In clinical terms, diagnosis is defined as detection of a disease that has already occurred in a patient based on its symptoms. Along the same lines, diagnosis in design is detection of anomalies, fallacies, bugs or holes in theories, concepts, processes, products or service offerings. In this method, the researcher wants to uncover the root causes of the problem. He describes the factors responsible or possible explanations for the symptoms.
Quick details: Diagnosis
Structure: Structured, Semi-structured
Preparation: Information, Documents, Brief
More about Diagnosis in User and Design Research
Diagnosis is a problem solving research design that consists mainly:
- Detection of symptoms
- Evaluating the symptoms
- Diagnosis or possible explanation of the problem
- Solution for the problem and
- Suggestion for the problem solution
When talking about rational thinking, analysis and diagnosis, a name that comes up most frequently is that of Thomas Bayes. Bayes postulated a rule based on probability, which is widely used to draw inferences in the field of science and mathematics.
Bayes theorem is used to make an educated guess and to determine the likelihood of an event occurring given that another has occurred. Bayesian thinking can be applied to predict the probability of the occurrence of an event given another occurred, or determine that a hypothesis holds true given specific evidence, or diagnosis of a bug or a problem given the symptoms.
To explain Bayesian thinking in simple terms let us consider an example. Let us say that a survey was conducted to study the preference of the color ‘teal’ between men and women. Let us also say that the ratio of men and women participants was 1:1. On analysis, the survey results indicated that 60% of women preferred ‘teal’ to any other color whereas only 30% of men preferred ‘teal’ to other colors. One way to interpret the above-mentioned findings is that the probability of a user choosing the color ‘teal’ given that they are female is 60%. This can be represented mathematically as P (User choosing ‘teal’ | female) = 0.6. Knowing that in a demographic with equal number of men and women, women are more likely to pick the color ‘teal’, researchers can take important decisions about color schemes to employ when designing for men or women. Similarly, let’s say that of the 50 visitors to a page with 2 buttons – one orange and one teal, only 5 end up clicking on the orange button. Therefore, the symptom is that the orange button received fewer clicks than the teal one. The evaluation of the symptoms help the researcher uncover the possible explanations for the behavior such as the teal button is placed first in line and the orange second, most page visitors happen to be women and women prefer teal, the shape of the teal button is more appealing or the nomenclature used for the teal button accurately describes the function it performs. Then, choosing one of the stated explanations at a time, the researcher can validate or determine the likelihood of the possible explanations to diagnose the problem, make alterations and reiterate.
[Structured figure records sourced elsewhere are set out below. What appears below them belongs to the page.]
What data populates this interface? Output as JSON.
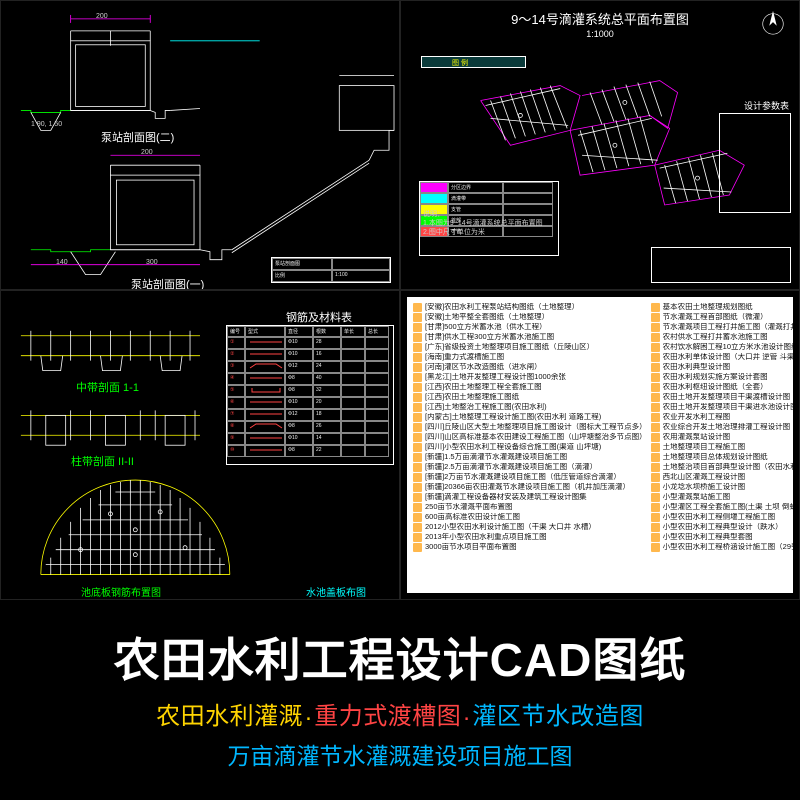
{
  "panels": {
    "tl": {
      "labels": [
        "泵站剖面图(二)",
        "泵站剖面图(一)"
      ],
      "dims": [
        "50",
        "140",
        "200",
        "200",
        "300",
        "55",
        "90"
      ],
      "scale": "1:100"
    },
    "tr": {
      "title": "9～14号滴灌系统总平面布置图",
      "scale": "1:1000",
      "legend_title": "设计参数表"
    },
    "bl": {
      "labels": [
        "中带剖面  1-1",
        "柱带剖面  II-II",
        "池底板钢筋布置图",
        "水池盖板布图"
      ],
      "table_title": "钢筋及材料表"
    }
  },
  "files_left": [
    "[安徽]农田水利工程泵站结构图纸（土地整理）",
    "[安徽]土地平整全套图纸（土地整理）",
    "[甘肃]500立方米蓄水池（供水工程）",
    "[甘肃]供水工程300立方米蓄水池施工图",
    "[广东]省级投资土地整理项目施工图纸（丘陵山区）",
    "[海南]重力式渡槽施工图",
    "[河南]灌区节水改造图纸（进水闸）",
    "[黑龙江]土地开发整理工程设计图1000余张",
    "[江西]农田土地整理工程全套施工图",
    "[江西]农田土地整理施工图纸",
    "[江西]土地整治工程施工图(农田水利)",
    "[内蒙古]土地整理工程设计施工图(农田水利 道路工程)",
    "[四川]丘陵山区大型土地整理项目施工图设计（图标大工程节点多）",
    "[四川]山区高标准基本农田建设工程施工图（山坪塘整治多节点图）",
    "[四川]小型农田水利工程设备综合施工图(渠道 山坪塘)",
    "[新疆]1.5万亩滴灌节水灌溉建设项目施工图",
    "[新疆]2.5万亩滴灌节水灌溉建设项目施工图（滴灌）",
    "[新疆]2万亩节水灌溉建设项目施工图（低压管道综合滴灌）",
    "[新疆]20366亩农田灌溉节水建设项目施工图（机井加压滴灌）",
    "[新疆]滴灌工程设备器材安装及建筑工程设计图集",
    "250亩节水灌溉平面布置图",
    "600亩高标准农田设计施工图",
    "2012小型农田水利设计施工图（干渠 大口井 水槽）",
    "2013年小型农田水利重点项目施工图",
    "3000亩节水项目平面布置图"
  ],
  "files_right": [
    "基本农田土地整理规划图纸",
    "节水灌溉工程首部图纸（微灌）",
    "节水灌溉项目工程打井施工图（灌溉打井微灌）",
    "农村供水工程打井蓄水池施工图",
    "农村饮水解困工程10立方米水池设计图纸",
    "农田水利单体设计图（大口井 逆管 斗渠 ）",
    "农田水利典型设计图",
    "农田水利规划实施方案设计套图",
    "农田水利枢纽设计图纸（全套）",
    "农田土地开发整理项目干渠渡槽设计图",
    "农田土地开发整理项目干渠进水池设计图",
    "农业开发水利工程图",
    "农业综合开发土地治理排灌工程设计图",
    "农用灌溉泵站设计图",
    "土地整理项目工程施工图",
    "土地整理项目总体规划设计图纸",
    "土地整治项目首部典型设计图（农田水利 生产道）",
    "西北山区灌溉工程设计图",
    "小龙埝水坝桥施工设计图",
    "小型灌溉泵站施工图",
    "小型灌区工程全套施工图(土渠 土坝 倒虹吸)",
    "小型农田水利工程侧堰工程施工图",
    "小型农田水利工程典型设计（跌水）",
    "小型农田水利工程典型套图",
    "小型农田水利工程桥涵设计施工图（29张）"
  ],
  "footer": {
    "title": "农田水利工程设计CAD图纸",
    "sub1a": "农田水利灌溉",
    "sub1b": "重力式渡槽图",
    "sub1c": "灌区节水改造图",
    "dot": ".",
    "sub2": "万亩滴灌节水灌溉建设项目施工图"
  },
  "colors": {
    "bg": "#000000",
    "white": "#ffffff",
    "cyan": "#00ffff",
    "green": "#00ff00",
    "yellow": "#ffff00",
    "magenta": "#ff00ff",
    "red": "#ff4444",
    "title_yellow": "#ffd400",
    "title_blue": "#00b7ff",
    "folder": "#ffb84d"
  }
}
Diagnosis can be conducted on large amounts of data collected from different individuals together. It is, therefore, not as time consuming when using online tools; however, a critical thinker or good data analyst can determine the patterns in the collected data to diagnose the real issues or problem areas for resolution.
Advantages of Diagnosis
1. Problem formulation based on symptoms
One of the methods that help researchers trace the cause and effect relationship between product elements or features and user behavior.
2. Critical thinking
Diagnosis requires critical thinking and analysis to formulate the real problems that need to be addressed to deduce a solution.
3. Time effective
Diagnosis is quick and time effective when using online tools and can be used to analyze large chunks of data gathered from large sample groups.
4. Online tools for data analysis
Many online tools can be employed to gather data, carry out analysis on this data to spot patterns or symptoms which can the ultimate diagnosis of the problem much more streamlined for the researchers.
Disadvantages of Diagnosis
1. Experienced researcher
An experienced researcher who is familiar with critical or Bayesian thinking would be more effective at diagnosis than any researcher.
2. Incorrect symptom evaluation
If the symptoms are not evaluated correctly or the researcher fails to ask the right questions, the diagnosis of the problem and its optimum solution may be way off.
Think Design's recommendation
Diagnosis requires the researcher to be aware of the symptoms/ indicators and what they tell about the problem. It is hence, important that the researcher understands the subject/ domain before diagnosing symptoms. In general, Diagnosis is a fundamental research activity that is an essential part of every investigation we do, however the level of formalization of the activity itself varies depending on the assignment. For this reason, diagnosis can be at one extreme, highly structured or at the other, totally unstructured. Choose your structure wisely as it primarily affects the outcome of your effort and the solution at large.
Another important element here is the limitation of this method itself. Since Diagnosis fundamentally involves the understanding of symptoms (and without direct contact with users), it does not provide insights into what users think. For example, you may diagnose your product performance and come to the hypothesis that your users may have clicked something or ignored something based on your understanding of symptoms; however, Diagnosis does not delve to asking users why they did what they did. It is recommended hence, that a primary research method is always combined with Diagnosis in order to avoid conclusions that may be ill-informed.